I am heartbroken over the Armstrong split. I do not mean that ironically. My heart is sad that Dooce is separated from her husband.
She’s like our blog mother. She started it all. I feel like our blog mommy and our blog daddy are getting a blog divorce. They have this wonderful love story. She became an unheard of success, by all accounts with his tech support. They had two children and a vasectomy together. There is supposed to be a happily ever after.
This is why I will never take up running. Heather met Christy Turlington. Then her already obsessive bordering on pathological workouts became preparation for a marathon. Finally, she ran the marathon and her husband moved out. There but for the ass of lard go I.
It’s probably unrelated. Or maybe not.
I follow a couple of bloggers who write about their marriages (Dooce, The Bloggess). From the perspective of the quirky wife, the interchanges are fonts of hilarity. Bloggess Lawson is especially successful at creating a delightful persona. What man doesn’t want a wife with a compulsive shopping habit that manifests itself as an unquenchable desire for stuffed and freeze-dried dead things?
In Mr. Dooce’s blog, Heather’s mental illness doesn’t sound as fucking adorable as she portrays it. The Bloggess’ reported banter with Victor frequently has me laughing until tears roll down my face. A whimsical read, but I cannot imagine being in a marriage where those dialogues actually happen. I choose to believe that much is left out and more is embellished. I hope.
Here is a real life example from my own marriage:
Me: Can you carry the diaper bag? Shall I get the other one? I know you said you didn’t want to carry the new one.
Odie: No, it’s fine. I don’t mind if people think I’m gay.
Me: No one will think you’re gay in that shirt.
Hilarious, right?
Here’s what happened next.
Odie: (beat) That was shitty. (He leaves the room to change his shirt)
I feel horrible that I hurt his feelings. I didn’t mean to. It was a knee jerk response. Sometimes, I cannot turn the comedy off. Plus, it wasn’t planned. I hate the shirt. It’s a two-tone, blue and gray athletic shirt made by Champion that he bought at Target for ten dollars. I know it’s comfortable because he wears it all the time. And I hate it. Every time I do the laundry, I contemplate throwing it out.
Odie was quiet. When we got in the car, buckled both the girls in, and headed out, I turned to him and said, “Honey, I’m sorry about the thing with the shirt. I didn’t mean to hurt your feelings.” He accepted my apology, and after a while, everything got back to normal.
Throwing gallons (or was it quarts?) of milk at your husband’s head or purchasing hundred-dollar metal chickens out of spite may make hilarious reading, but I doubt it makes great marriages.
I don’t want these marriages to fail. It is my dearest hope that Heather and Jon reconcile. They have two children and two dogs together. Is there a cat in there? Maybe a mountain lion? There is definitely a gay assistant. Marathons with Christy Turlington cannot love you back, Heather! Twenty-six miles will not hold you.

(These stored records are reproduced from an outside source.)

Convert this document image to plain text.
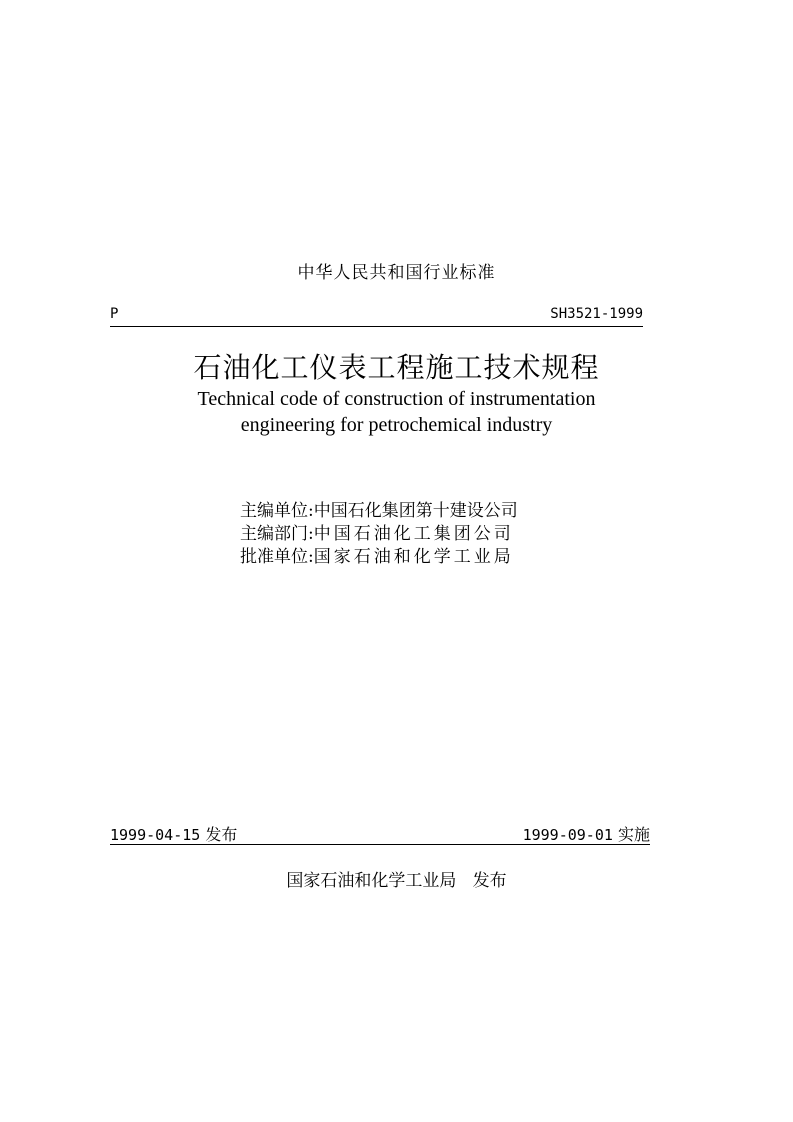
中华人民共和国行业标准
P	SH3521-1999
石油化工仪表工程施工技术规程
Technical code of construction of instrumentation
engineering for petrochemical industry
主编单位:中国石化集团第十建设公司
主编部门:中国石油化工集团公司
批准单位:国家石油和化学工业局
1999-04-15 发布	1999-09-01 实施
国家石油和化学工业局 发布
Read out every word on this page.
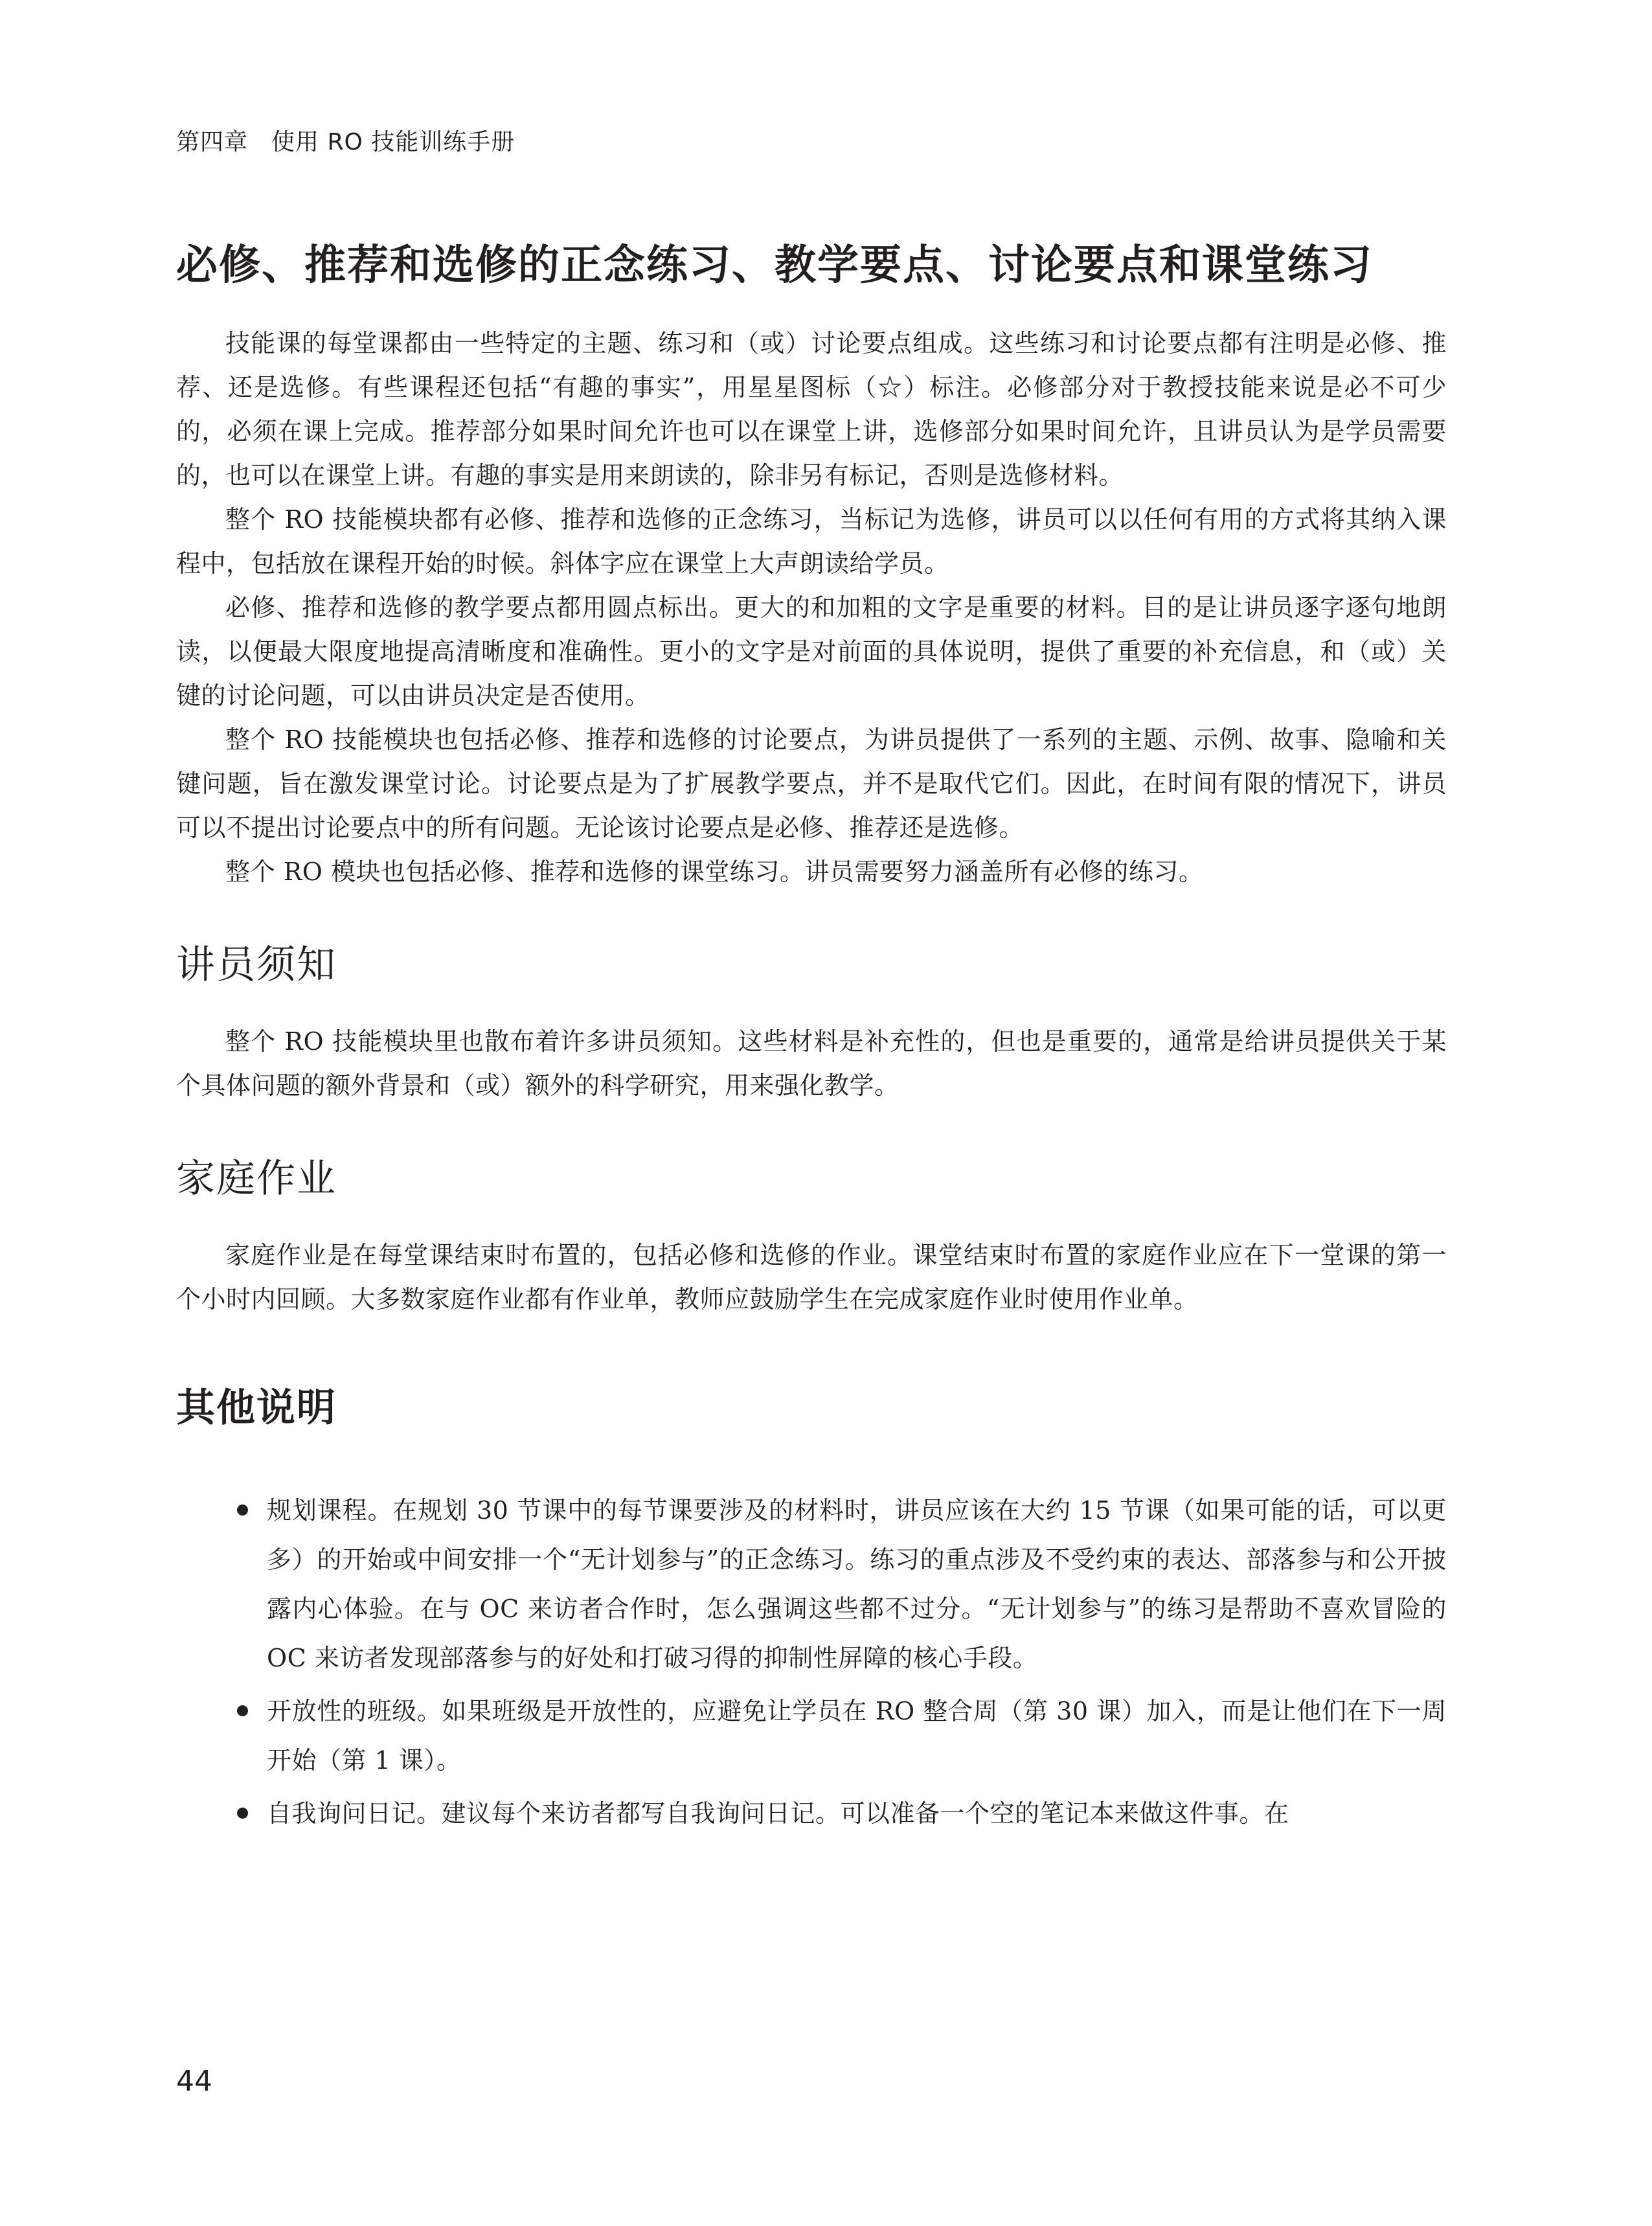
第四章 使用 RO 技能训练手册
必修、推荐和选修的正念练习、教学要点、讨论要点和课堂练习

技能课的每堂课都由一些特定的主题、练习和（或）讨论要点组成。这些练习和讨论要点都有注明是必修、推荐、还是选修。有些课程还包括“有趣的事实”，用星星图标（☆）标注。必修部分对于教授技能来说是必不可少的，必须在课上完成。推荐部分如果时间允许也可以在课堂上讲，选修部分如果时间允许，且讲员认为是学员需要的，也可以在课堂上讲。有趣的事实是用来朗读的，除非另有标记，否则是选修材料。

整个 RO 技能模块都有必修、推荐和选修的正念练习，当标记为选修，讲员可以以任何有用的方式将其纳入课程中，包括放在课程开始的时候。斜体字应在课堂上大声朗读给学员。

必修、推荐和选修的教学要点都用圆点标出。更大的和加粗的文字是重要的材料。目的是让讲员逐字逐句地朗读，以便最大限度地提高清晰度和准确性。更小的文字是对前面的具体说明，提供了重要的补充信息，和（或）关键的讨论问题，可以由讲员决定是否使用。

整个 RO 技能模块也包括必修、推荐和选修的讨论要点，为讲员提供了一系列的主题、示例、故事、隐喻和关键问题，旨在激发课堂讨论。讨论要点是为了扩展教学要点，并不是取代它们。因此，在时间有限的情况下，讲员可以不提出讨论要点中的所有问题。无论该讨论要点是必修、推荐还是选修。

整个 RO 模块也包括必修、推荐和选修的课堂练习。讲员需要努力涵盖所有必修的练习。

讲员须知

整个 RO 技能模块里也散布着许多讲员须知。这些材料是补充性的，但也是重要的，通常是给讲员提供关于某个具体问题的额外背景和（或）额外的科学研究，用来强化教学。

家庭作业

家庭作业是在每堂课结束时布置的，包括必修和选修的作业。课堂结束时布置的家庭作业应在下一堂课的第一个小时内回顾。大多数家庭作业都有作业单，教师应鼓励学生在完成家庭作业时使用作业单。

其他说明
规划课程。在规划 30 节课中的每节课要涉及的材料时，讲员应该在大约 15 节课（如果可能的话，可以更多）的开始或中间安排一个“无计划参与”的正念练习。练习的重点涉及不受约束的表达、部落参与和公开披露内心体验。在与 OC 来访者合作时，怎么强调这些都不过分。“无计划参与”的练习是帮助不喜欢冒险的 OC 来访者发现部落参与的好处和打破习得的抑制性屏障的核心手段。
开放性的班级。如果班级是开放性的，应避免让学员在 RO 整合周（第 30 课）加入，而是让他们在下一周开始（第 1 课）。
自我询问日记。建议每个来访者都写自我询问日记。可以准备一个空的笔记本来做这件事。在
44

I cannot presume to know what is going on in the Armstrong marriage. But I’m gonna. She and he both wrote that she asked him to seek employment outside of Armstrong Enterprises or Industries. I could look it up, but why? He wrote that this was a good thing and asked his readers to keep him in mind for a job. Number one resume skill: worked behind the scenes to propel wife to internet superstardom while dodging flying containers of dairy.
Reading between the lines, it sounds like she told him GET A FUCKING JOB.
I know a group of women who “outwork” their husbands. In some cases their husbands make less money due to the line of work they’re in. In other cases, the husbands have less education or experience. Sadly, one or two have husbands who lost jobs in the recession and never found another. My girlfriend joked about starting a “wives of kept men” club. Only I don’t get to join because my husband makes as much money as I do (when I’m working). Joking aside, I can tell you that my girlfriends don’t like it. It doesn’t feel good to them to work harder than their husbands and contribute more. Now, if these ladies came home from their jobs and found spotless houses, perfectly-cared-for children, finances in order, and a healthy yet savory meal on the table, I’m pretty sure it would balance out better. None of them do.
Dooce recently wrote about her mornings alone with her daughters. I am bemused. Jon wrote that they are “on speaking terms.” The gossip in me is dying for the story. And I know that pisses Heather off, but I can’t help it. SHE made their life public, now she gets all private on us. To want him gone, she has got to be PISSED. Conversely, if it is him who left, he would have to be unable to stand the sight of her rock-hard ass to want to live somewhere other than the mansion he shared with his two children. I know couples who split up and lived under the same roof for years in order to co-parent. There needs to be some real enmity there if the guest room on another floor isn’t enough distance.
Although “Enmity” is a terrible name for a stripper.
When people take up running, don’t you wonder what they’re running from?
I’m running from my fat ass. Nothing more, nothing less.
I hear you, sister.
Your husband sounds like he needs a sense of humor.
But what I said was mean. And he’s very sensitive. Odie has a terrific sense of humor, but few of us laugh at jokes we are the butt of.
Then MOST of us need a sense of humor too!
I sometimes wonder, too, if the impact of those exchanges would be made worse when you find it exploited for comic effect and money the following day. It is a difficult line to tread between candid and rubbing someone’s face your perception of their inadequacies, granted, but it can be done.